Brown has titled the event “Measuring Mourning; A Ritual for Loss.” Questions she will pose include: How can this 200-year-old Eastern European Jewish tradition help us grapple with contemporary catastrophes, as well as old displacements, genocides, and assimilation? When we do not know where our people are buried, what do we measure?
Brown is a Seattle-based visual artist, Yiddish musician, writer, translator, and educator. She has a background in oral history and fine art, including a Watson Fellowship to study storytelling and advocacy in South Africa and the North of Ireland. She received her Master of Fine Arts in Interdisciplinary Arts at Goddard College. She is a dedicated student and teacher of her own tradition as well as the many ways people have reached out to each other across communities.
Brown will share some of her own art practice and conclude with an open-ended maker space. Participants will have an opportunity to work with materials, including wick, to measure and reflect.
CBI’s only cost will be security, because Brown’s presentation is fully funded by Humanities Washington, which has been receiving half its annual budget from the National Endowment for the Humanities (NEH), a Federal agency. (The other 50 percent has come from corporations, foundations, individuals, and the state).
Humanities Washington’s Federal funding is now threatened.
On April 2, letters from the Acting Chairman of the NEH immediately cancelled or rescinded hundreds of NEH grant contracts nationwide, including those of Humanities Washington and other Washington-based cultural organizations. Humanities Washington estimates that upwards of $10 million in cultural funding in Washington alone is at stake, including for libraries, museums, and schools.

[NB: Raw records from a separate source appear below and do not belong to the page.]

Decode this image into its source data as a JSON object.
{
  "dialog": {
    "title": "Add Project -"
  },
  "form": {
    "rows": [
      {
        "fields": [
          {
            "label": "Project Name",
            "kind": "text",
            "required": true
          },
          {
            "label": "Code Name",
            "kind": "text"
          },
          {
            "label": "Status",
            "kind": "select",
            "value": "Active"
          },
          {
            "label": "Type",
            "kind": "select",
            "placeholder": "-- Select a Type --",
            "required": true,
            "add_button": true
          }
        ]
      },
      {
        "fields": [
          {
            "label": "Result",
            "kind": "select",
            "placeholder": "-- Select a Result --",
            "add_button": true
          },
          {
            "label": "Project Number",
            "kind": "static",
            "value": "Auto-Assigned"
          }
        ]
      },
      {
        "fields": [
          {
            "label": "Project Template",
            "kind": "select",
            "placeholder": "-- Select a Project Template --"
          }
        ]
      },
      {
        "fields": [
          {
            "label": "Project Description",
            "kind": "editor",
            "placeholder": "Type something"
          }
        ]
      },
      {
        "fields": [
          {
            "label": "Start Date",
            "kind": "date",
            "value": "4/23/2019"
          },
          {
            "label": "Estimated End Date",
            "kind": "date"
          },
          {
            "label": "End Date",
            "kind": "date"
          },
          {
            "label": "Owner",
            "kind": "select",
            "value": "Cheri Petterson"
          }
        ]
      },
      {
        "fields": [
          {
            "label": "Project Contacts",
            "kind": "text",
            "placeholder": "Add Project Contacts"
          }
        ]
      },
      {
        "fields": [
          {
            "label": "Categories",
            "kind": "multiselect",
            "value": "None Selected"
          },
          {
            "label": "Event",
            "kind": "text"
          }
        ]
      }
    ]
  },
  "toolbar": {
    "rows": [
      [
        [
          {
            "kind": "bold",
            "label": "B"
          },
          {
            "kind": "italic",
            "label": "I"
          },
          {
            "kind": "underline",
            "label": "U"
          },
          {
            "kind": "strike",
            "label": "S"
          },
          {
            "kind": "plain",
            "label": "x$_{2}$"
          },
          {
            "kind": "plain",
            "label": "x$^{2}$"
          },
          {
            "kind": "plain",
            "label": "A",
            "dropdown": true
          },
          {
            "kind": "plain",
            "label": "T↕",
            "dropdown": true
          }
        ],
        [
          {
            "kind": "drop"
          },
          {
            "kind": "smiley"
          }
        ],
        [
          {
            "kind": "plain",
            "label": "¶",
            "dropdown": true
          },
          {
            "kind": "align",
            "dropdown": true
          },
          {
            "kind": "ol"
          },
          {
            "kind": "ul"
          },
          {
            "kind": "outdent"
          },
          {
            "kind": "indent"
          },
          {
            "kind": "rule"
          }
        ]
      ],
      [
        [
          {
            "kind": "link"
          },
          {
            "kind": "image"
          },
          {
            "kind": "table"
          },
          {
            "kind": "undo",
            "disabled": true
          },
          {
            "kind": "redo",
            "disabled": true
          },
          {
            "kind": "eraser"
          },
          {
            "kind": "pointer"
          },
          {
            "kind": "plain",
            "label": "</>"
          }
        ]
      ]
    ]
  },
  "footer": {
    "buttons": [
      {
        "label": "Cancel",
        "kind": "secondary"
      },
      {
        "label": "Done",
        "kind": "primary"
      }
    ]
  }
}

The NEH letter to Humanities Washington said “Your grant no longer effectuates the agency’s needs and priorities,” and that “NEH is repurposing its funding allocations in a new direction in furtherance of the President’s agenda.”
CBI has been reassured that Humanities Washington is able to continue supporting scheduled events like ours, despite the uncertainty about future programming.
Humanities Washington has asked for assistance in spreading the word that “Cuts to NEH mean people will lose services, people will lose jobs and, perhaps even more importantly, people will lose access to educational programs that enable them to think freely and creatively as well as access to and cultural enrichment opportunities in even the smallest communities.”
The “Measuring Mourning” program at CBI will embody the vision of Humanities Washington: “We envision a state where all people seek a deeper understanding of others, themselves, and the human experience, in order to discern and promote the common good.” CBI is proud to be both a beneficiary of and a participant in this endeavor.